Majorization, 4G Theorem and Schr\"odinger perturbations

TL;DR

This paper develops methods to estimate Schr"odinger perturbations of transition densities using majorants and the 4G inequality, focusing on stable subordinators and inverse Gaussian processes, to better understand their behavior under singular potentials.

Contribution

It proves the 4G inequality for specific subordinators and discusses admissible potentials, providing new tools for analyzing Schr"odinger perturbations of transition densities.

Findings

Proved 4G inequality for 1/2-stable and inverse Gaussian subordinators.

Identified classes of admissible potentials for these processes.

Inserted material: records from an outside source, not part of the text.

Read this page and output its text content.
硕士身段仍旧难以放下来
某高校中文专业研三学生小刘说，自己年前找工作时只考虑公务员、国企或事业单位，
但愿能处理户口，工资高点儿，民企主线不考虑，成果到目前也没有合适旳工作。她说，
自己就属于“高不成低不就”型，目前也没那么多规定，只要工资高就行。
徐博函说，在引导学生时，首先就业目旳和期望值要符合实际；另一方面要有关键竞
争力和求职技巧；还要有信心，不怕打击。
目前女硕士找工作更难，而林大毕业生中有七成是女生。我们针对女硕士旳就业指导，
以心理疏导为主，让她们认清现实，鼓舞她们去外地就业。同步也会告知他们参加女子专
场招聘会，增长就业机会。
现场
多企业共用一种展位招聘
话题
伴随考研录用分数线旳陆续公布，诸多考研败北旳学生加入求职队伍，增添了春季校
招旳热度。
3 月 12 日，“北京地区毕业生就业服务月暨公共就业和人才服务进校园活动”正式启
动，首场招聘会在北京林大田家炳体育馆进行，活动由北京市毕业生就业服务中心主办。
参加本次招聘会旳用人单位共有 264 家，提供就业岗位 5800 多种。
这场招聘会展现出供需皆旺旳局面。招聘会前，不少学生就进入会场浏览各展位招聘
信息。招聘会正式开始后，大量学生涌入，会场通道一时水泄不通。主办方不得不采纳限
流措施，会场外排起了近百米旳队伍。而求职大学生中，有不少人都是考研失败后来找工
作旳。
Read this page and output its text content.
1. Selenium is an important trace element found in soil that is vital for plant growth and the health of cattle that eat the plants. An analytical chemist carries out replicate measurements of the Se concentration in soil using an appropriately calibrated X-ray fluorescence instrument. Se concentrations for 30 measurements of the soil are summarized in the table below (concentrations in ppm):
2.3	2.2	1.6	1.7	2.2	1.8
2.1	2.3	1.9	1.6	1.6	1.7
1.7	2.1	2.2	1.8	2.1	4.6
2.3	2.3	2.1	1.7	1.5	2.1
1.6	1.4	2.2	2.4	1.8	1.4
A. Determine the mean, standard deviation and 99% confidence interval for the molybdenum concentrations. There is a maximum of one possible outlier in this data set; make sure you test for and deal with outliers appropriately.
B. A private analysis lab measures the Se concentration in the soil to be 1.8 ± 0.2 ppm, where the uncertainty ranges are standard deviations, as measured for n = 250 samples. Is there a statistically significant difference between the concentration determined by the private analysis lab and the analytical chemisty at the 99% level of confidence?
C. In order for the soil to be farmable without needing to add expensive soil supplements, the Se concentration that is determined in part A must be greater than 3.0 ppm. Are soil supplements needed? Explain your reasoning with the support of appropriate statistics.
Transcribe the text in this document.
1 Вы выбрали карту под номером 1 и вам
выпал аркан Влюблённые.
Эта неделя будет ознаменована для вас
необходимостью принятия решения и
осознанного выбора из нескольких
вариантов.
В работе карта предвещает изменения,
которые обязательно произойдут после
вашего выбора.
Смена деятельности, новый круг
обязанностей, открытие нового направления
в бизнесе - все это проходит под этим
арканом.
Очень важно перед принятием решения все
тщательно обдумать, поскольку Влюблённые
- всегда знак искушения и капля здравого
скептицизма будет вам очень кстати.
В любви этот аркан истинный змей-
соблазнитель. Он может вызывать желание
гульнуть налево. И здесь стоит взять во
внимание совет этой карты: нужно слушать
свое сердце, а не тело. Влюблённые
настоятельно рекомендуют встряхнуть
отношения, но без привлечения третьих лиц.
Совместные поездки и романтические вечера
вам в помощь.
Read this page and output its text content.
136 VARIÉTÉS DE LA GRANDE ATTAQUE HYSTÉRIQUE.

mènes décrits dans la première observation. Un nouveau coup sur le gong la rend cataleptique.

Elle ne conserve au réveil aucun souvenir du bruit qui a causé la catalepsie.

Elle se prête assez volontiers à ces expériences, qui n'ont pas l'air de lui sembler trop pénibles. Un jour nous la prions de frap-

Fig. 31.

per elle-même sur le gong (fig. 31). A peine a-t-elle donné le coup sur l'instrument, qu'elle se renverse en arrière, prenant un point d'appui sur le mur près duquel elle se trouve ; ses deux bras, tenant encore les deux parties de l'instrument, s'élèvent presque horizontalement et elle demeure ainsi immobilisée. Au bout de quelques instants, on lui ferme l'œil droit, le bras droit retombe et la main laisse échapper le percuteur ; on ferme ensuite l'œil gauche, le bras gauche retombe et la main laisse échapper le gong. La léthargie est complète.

Provided estimates for transition densities of Schr"odinger operators.

Abstract

Schr\"odinger perturbations of transition densities by singular potentials may fail to be comparable with the original transition density. For instance this is so for the transition density of a subordinator perturbed by any time-independent unbounded potential. In order to estimate such perturbations it is convenient to use an auxilary transition density as a majorant and the 4G inequality for the original transition density and the majorant. We prove the 4G inequality for the $1/2$-stable and inverse Gaussian subordinators, discuss the corresponding class of admissible potentials and indicate estimates for the resulting transition densities of Schr\"odinger operators. The connection of the transition densities to their generators is made via the weak-type notion of fundamental solution.